Computations for checking performance of different compilers.
This code Contains 3 different computational kernels for performance assesment of processors using code compiled with Intel and AMD compilers.
Kernal 1. A straightforward implementation of the pivotless LU decomposition with simple data structures and memory access pattern, and without any hand-tuning. Although this kernel can be optimized to the point at which it is compute bound, we test the un-optimized version of the kernel in order to determine how each compiler handles ‘naive’ source code with complex vectorization and threading patterns hidden within.
Kernal 2. A highly abstracted object-oriented implementation of a Jacobi solver for the Poisson problem on a square domain. This kernel tests how well the compilers can perform complex, cross-procedural code analysis to detect common parallel patterns (in this case, a 5-point stencil). This is a bandwidth-bound kernel, meaning that its performance is limited by the RAM bandwidth rather than by the floating-point arithmetic capabilities of the cores.
Kernel 3. A heavily-tuned implementation of structure function computation. We fully optimize this kernel to the point where it is compute-bound, i.e., limited by the arithmetic performance capabilities of the CPU. The purpose of this test is to see how efficient the resulting binary is when the source code is acutely aware of the underlying architecture.
clone the repository
For on-prem HPC just execute the build.bash script from a build directory, one level up the cloned directory.

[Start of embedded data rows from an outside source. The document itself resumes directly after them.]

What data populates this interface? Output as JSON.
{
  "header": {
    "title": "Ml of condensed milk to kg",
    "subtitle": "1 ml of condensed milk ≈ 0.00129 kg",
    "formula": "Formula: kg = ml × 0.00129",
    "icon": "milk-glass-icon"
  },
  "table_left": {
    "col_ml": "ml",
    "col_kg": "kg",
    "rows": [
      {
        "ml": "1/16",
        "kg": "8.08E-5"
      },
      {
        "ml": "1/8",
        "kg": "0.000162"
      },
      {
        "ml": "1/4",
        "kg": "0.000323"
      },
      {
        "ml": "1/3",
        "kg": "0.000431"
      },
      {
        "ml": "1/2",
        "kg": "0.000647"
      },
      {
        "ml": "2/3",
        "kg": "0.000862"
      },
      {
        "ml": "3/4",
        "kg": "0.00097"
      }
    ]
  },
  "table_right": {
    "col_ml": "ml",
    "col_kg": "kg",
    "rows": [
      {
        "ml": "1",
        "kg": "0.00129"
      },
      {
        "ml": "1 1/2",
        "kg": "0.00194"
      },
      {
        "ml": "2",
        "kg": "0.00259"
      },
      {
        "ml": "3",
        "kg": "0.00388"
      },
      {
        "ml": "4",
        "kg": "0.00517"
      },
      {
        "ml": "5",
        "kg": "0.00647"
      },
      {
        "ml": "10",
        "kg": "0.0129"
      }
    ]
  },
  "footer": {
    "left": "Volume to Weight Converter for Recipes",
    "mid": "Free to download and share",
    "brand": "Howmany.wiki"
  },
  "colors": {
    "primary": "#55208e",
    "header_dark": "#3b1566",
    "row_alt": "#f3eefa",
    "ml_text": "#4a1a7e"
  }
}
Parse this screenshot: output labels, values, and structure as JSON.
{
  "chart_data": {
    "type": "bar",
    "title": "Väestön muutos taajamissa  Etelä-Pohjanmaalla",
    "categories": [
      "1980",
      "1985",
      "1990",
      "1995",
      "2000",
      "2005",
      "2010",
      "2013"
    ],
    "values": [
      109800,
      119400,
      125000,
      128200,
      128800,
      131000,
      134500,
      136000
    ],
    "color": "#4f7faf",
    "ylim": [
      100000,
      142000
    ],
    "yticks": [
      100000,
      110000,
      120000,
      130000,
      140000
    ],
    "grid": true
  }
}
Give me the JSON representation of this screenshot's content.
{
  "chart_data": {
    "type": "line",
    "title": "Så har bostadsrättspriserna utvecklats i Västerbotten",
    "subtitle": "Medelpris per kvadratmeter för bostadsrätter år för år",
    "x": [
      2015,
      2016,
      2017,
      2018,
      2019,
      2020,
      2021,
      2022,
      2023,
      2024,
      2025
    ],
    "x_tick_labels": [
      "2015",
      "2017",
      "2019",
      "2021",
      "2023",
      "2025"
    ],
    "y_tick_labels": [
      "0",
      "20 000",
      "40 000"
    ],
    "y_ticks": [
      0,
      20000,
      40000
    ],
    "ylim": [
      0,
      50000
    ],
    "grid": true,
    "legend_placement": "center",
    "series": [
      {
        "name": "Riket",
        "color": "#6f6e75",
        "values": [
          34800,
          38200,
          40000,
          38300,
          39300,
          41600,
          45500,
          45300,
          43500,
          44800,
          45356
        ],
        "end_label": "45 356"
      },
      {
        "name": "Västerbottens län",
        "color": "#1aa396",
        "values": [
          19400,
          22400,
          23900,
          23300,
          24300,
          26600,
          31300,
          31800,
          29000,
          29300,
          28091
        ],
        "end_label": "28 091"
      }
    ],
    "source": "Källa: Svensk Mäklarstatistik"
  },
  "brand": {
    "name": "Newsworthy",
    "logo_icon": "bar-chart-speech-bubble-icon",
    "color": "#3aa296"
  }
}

you can pass 3 types of params to the build.bash script;
-u <amd/intel> -> the choice of the c/c++ compiler vendors.
-a <llvm> -> must be used wuth intel option to choose the Intel LLVM compiler.
-f <yes> -> to run the application JacobiSolve.
For Windows, use cmake-gui to configure and build a VS solution and then run is as usual. Make sure you have the intel-MPI installed on your system. Try between MSVC &
intel compilers on Windows.